Speaking on the planned skills training programme that is expected to kick off in a few days, Chukwuma, who was joined by a member of the House of Representatives, Afam Ogene, said Nigeria needs to leverage information and communication technology skills by harnessing the talents of its youth to address the challenges facing the country.
“We have the best brains, people whose brains you can’t equate with anything but a computer, because of the kind of ingenuity we experienced that we see coming from the young people that get obliterated along the line simply because they have not been nurtured.
“I felt that it was important to begin in my own little way to bridge this gap that I have noticed. The gap between skill and theory is between practice and theory. You cannot do anything meaningful without practice,” he said.
While calling on the Nigerian media to push the agenda of ICT skills development in the country, Chukwuma linked the unemployment problem in the nation to the production of graduates without skills, even as he called for more synergy between institutions and industry.

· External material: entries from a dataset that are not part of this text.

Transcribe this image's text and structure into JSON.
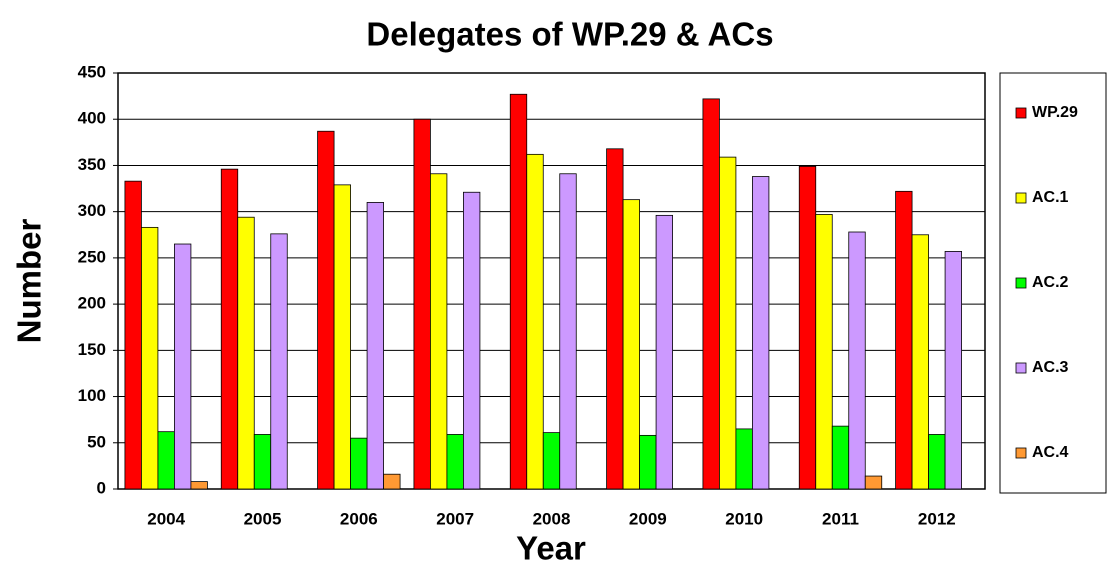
{
  "chart_data": {
    "type": "bar",
    "title": "Delegates of WP.29 & ACs",
    "x_label": "Year",
    "y_label": "Number",
    "categories": [
      "2004",
      "2005",
      "2006",
      "2007",
      "2008",
      "2009",
      "2010",
      "2011",
      "2012"
    ],
    "series": [
      {
        "name": "WP.29",
        "color": "#ff0000",
        "values": [
          333,
          346,
          387,
          400,
          427,
          368,
          422,
          349,
          322
        ]
      },
      {
        "name": "AC.1",
        "color": "#ffff00",
        "values": [
          283,
          294,
          329,
          341,
          362,
          313,
          359,
          297,
          275
        ]
      },
      {
        "name": "AC.2",
        "color": "#00ff00",
        "values": [
          62,
          59,
          55,
          59,
          61,
          58,
          65,
          68,
          59
        ]
      },
      {
        "name": "AC.3",
        "color": "#cc99ff",
        "values": [
          265,
          276,
          310,
          321,
          341,
          296,
          338,
          278,
          257
        ]
      },
      {
        "name": "AC.4",
        "color": "#ff9933",
        "values": [
          8,
          null,
          16,
          null,
          null,
          null,
          null,
          14,
          null
        ]
      }
    ],
    "ylim": [
      0,
      450
    ],
    "yticks": [
      0,
      50,
      100,
      150,
      200,
      250,
      300,
      350,
      400,
      450
    ],
    "grid": true,
    "legend": "right"
  }
}
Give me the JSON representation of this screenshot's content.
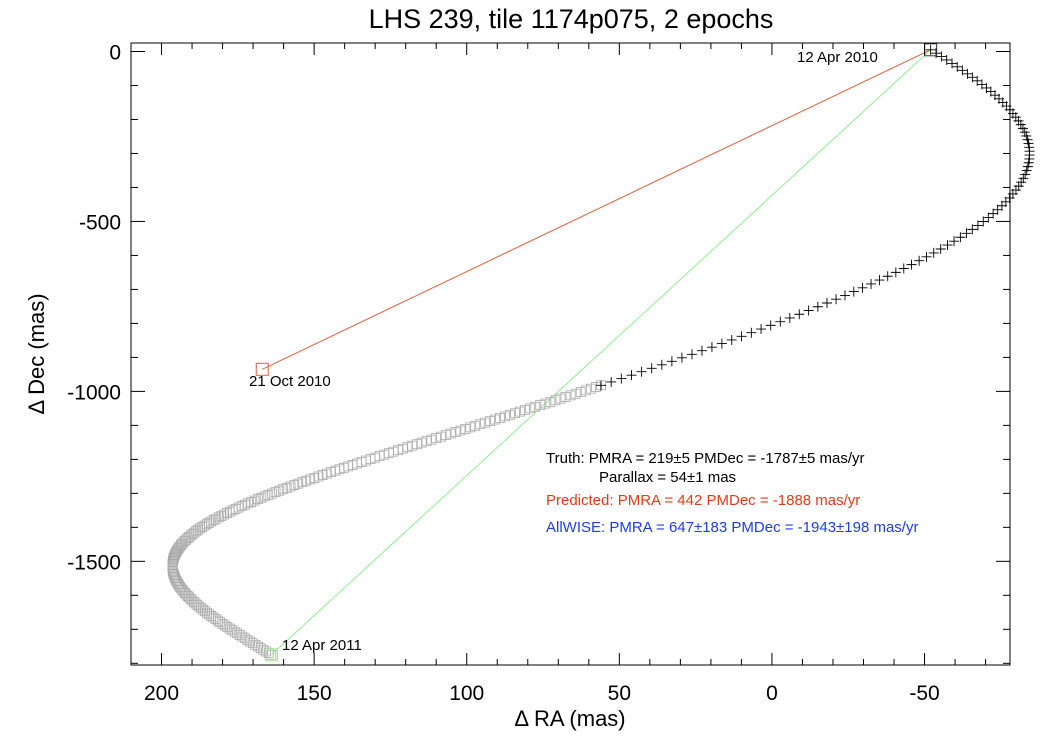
{
  "chart_data": {
    "type": "scatter",
    "title": "LHS 239, tile 1174p075, 2 epochs",
    "xlabel": "Δ RA (mas)",
    "ylabel": "Δ Dec (mas)",
    "xlim": [
      210,
      -78
    ],
    "ylim": [
      -1805,
      25
    ],
    "x_inverted": true,
    "grid": false,
    "x_ticks": [
      200,
      150,
      100,
      50,
      0,
      -50
    ],
    "y_ticks": [
      0,
      -500,
      -1000,
      -1500
    ],
    "x_tick_labels": [
      "200",
      "150",
      "100",
      "50",
      "0",
      "-50"
    ],
    "y_tick_labels": [
      "0",
      "-500",
      "-1000",
      "-1500"
    ],
    "epochs": [
      {
        "label": "12 Apr 2010",
        "x": -52,
        "y": 5
      },
      {
        "label": "21 Oct 2010",
        "x": 167,
        "y": -935
      },
      {
        "label": "12 Apr 2011",
        "x": 164,
        "y": -1775
      }
    ],
    "series": [
      {
        "role": "predicted-track-first-half-year",
        "marker": "plus",
        "color": "#000000"
      },
      {
        "role": "predicted-track-second-half-year",
        "marker": "square",
        "color": "#aaaaaa"
      },
      {
        "role": "predicted-motion-line",
        "color": "#e0603f",
        "points": [
          [
            -52,
            5
          ],
          [
            167,
            -935
          ]
        ]
      },
      {
        "role": "allwise-motion-line",
        "color": "#90ee90",
        "points": [
          [
            -52,
            5
          ],
          [
            164,
            -1775
          ]
        ]
      }
    ],
    "annotations": [
      {
        "text": "Truth: PMRA = 219±5   PMDec = -1787±5 mas/yr",
        "color": "#000000"
      },
      {
        "text": "Parallax = 54±1 mas",
        "color": "#000000"
      },
      {
        "text": "Predicted: PMRA = 442   PMDec = -1888 mas/yr",
        "color": "#e33b1a"
      },
      {
        "text": "AllWISE: PMRA = 647±183   PMDec = -1943±198 mas/yr",
        "color": "#1f3de6"
      }
    ],
    "track_model": {
      "pm_ra": 219,
      "pm_dec": -1787,
      "parallax": 54,
      "points_per_year": 360
    }
  }
}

“There is a need for a connection between institutions and the companies because the problems the companies encounter are supposed to be solved by the research going on at the various institutions, but that is not happening here, which is why we are not getting the number of patents we are supposed to have,” the Fides Et Ratio Academy boss posited.
Chukwuma also advocated for a mechanism that will see Nigerian youths channel their uncommon ICT talents into positive use.
“The kind of brain our guys are putting into all those funny characters and fraudulent activities is not an ordinary brain because it is not easy to break into a system that is protected by all manners of firewalls. Why don’t we get them to channel them to more productive use? With that, we will be doing a computing system that exists nowhere,” he posited.